Politically, however, the government has intensified control. New restrictions are imposed on the media, non-governmental organizations and social activists. In part, Chinese leaders acted in the belief that, at this stage China's development process, a firmer hand of the state is needed to maintain stability. They view the country's mounting social problems as the "growing pains" of modernization that can be addressed with more fiscal spending.
What about a more open society and competitive political process? Judging by recent pronouncements from Beijing, it is clear that Chinese leaders treat democratic reform not as a solution to the country's social ills but as a threat to political stability.
This view — and the three-pronged strategy for promoting social harmony — are fundamentally flawed.

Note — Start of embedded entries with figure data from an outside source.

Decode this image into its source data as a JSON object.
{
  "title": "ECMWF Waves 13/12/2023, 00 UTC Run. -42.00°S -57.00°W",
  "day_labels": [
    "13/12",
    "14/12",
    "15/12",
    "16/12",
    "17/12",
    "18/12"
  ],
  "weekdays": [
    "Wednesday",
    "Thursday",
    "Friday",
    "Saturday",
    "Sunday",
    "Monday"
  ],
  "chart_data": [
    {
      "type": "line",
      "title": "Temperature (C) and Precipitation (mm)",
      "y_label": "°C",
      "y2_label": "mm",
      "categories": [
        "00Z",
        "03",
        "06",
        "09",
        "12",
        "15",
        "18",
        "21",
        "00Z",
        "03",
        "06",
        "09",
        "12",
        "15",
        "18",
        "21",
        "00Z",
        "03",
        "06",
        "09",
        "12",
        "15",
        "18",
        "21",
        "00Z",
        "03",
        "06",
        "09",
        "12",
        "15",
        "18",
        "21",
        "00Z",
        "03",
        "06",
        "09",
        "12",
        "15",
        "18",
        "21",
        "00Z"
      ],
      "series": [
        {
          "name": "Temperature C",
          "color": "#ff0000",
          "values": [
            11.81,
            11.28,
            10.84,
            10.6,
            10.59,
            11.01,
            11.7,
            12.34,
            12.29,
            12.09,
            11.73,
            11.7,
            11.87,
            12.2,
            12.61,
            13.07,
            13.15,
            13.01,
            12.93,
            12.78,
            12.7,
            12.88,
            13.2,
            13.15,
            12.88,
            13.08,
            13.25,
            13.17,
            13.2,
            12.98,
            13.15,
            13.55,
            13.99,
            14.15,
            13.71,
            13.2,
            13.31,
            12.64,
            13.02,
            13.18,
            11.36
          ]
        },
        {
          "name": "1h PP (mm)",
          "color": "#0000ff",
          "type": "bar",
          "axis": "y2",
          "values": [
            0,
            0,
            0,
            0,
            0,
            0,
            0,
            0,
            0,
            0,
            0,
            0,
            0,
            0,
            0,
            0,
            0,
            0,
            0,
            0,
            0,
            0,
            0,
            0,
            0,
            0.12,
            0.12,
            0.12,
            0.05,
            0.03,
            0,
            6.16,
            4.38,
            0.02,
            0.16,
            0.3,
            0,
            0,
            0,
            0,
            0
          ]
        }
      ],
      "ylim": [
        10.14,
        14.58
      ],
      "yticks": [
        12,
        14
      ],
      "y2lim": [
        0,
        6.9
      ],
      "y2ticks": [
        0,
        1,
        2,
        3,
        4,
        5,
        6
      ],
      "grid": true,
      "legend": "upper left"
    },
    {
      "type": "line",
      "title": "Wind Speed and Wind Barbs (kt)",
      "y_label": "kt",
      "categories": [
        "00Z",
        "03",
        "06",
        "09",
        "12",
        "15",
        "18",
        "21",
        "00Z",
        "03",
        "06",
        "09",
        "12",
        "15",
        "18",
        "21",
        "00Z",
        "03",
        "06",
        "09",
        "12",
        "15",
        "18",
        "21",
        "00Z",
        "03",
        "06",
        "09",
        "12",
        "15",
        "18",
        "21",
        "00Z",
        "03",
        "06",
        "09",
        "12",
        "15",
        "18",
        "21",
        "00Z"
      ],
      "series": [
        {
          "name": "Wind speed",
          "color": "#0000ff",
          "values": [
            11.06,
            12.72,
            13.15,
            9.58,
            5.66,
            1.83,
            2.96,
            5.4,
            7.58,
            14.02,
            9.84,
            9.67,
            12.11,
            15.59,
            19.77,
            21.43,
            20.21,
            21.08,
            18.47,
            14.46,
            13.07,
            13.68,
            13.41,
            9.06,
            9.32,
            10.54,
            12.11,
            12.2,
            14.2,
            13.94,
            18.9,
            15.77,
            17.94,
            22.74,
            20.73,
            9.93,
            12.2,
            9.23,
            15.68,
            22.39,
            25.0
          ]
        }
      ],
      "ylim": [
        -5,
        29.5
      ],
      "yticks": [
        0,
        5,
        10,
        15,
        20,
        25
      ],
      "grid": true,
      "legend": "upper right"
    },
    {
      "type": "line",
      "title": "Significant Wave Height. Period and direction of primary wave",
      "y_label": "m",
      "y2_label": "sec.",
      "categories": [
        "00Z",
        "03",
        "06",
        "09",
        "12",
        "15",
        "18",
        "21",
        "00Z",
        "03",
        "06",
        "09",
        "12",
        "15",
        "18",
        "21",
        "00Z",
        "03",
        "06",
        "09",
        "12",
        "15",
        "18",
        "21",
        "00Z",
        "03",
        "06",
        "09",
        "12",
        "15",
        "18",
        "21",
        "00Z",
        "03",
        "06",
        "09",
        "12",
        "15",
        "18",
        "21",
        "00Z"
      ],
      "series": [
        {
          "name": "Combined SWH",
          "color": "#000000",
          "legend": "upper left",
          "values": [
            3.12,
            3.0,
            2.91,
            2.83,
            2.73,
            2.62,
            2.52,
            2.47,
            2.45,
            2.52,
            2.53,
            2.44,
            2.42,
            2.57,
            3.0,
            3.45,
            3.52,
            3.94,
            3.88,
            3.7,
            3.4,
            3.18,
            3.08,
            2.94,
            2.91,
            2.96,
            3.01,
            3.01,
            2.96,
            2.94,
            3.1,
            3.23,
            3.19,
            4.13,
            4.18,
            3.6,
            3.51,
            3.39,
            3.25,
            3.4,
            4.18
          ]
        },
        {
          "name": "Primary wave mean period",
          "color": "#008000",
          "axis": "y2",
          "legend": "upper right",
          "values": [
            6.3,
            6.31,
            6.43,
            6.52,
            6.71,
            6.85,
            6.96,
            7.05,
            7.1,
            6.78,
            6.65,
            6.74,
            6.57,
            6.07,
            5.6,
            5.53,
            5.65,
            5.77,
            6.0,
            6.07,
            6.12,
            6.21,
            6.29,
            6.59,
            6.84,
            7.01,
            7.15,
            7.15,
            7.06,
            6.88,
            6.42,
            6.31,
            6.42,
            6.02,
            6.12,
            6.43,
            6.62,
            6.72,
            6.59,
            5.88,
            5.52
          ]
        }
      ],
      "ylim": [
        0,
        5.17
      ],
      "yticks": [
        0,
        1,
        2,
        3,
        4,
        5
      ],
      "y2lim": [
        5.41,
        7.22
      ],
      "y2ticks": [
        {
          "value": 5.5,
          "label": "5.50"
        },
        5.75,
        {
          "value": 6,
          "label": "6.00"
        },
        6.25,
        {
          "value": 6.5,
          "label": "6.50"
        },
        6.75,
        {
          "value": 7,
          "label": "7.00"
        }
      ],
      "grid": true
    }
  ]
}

What Chinese leaders have ignored is that the most glaring social deficits are being generated mainly by the political system itself, not just the rapid modernization process.
Although the Chinese economy has more than quadrupled in size and the society has become much more diverse and dynamic since the tragedy of Tiananmen in 1989, the political system has hardly changed. Government officials are appointed by the ruling party and have few incentives to respond to public needs. Indeed, opinion polls of officials show that most of them admit that "support of superiors" is the most important factor in their promotion.
Since these officials' performance is measured in terms of GDP growth, they naturally devote all the available resources to building factories, commercial real estate and factories, not to schools or clinics.
Over time, this strategy has paid off handsomely for them. But China's disenfranchised groups, such as peasants, migrant laborers and the disabled, have paid a steep price.
The question now is: can Beijing's new and forward- looking social policies be effectively implemented by the same bureaucratic system? Can China increase social harmony without reforming the governance system that influences the behavior of its ruling elite?
Clearly, neither rhetoric nor money can make China more harmonious without political reforms.
Social disharmony, in most cases, is the symptom of an unresponsive and unaccountable political system. So Chinese leaders must re-think its strategy. Instead of increasing political control, it needs to encourage greater openness and grassroots democracy so that local officials will be judged, by their constituents, on their record in delivering social services, and not their skills to impress their superiors.
Many of the Congress deputies now gathered in Beijing would undoubtedly endorse such a course correction.
Minxin Pei, director of the China program at the Carnegie Endowment for International Peace, is the author of "China's Trapped Transition."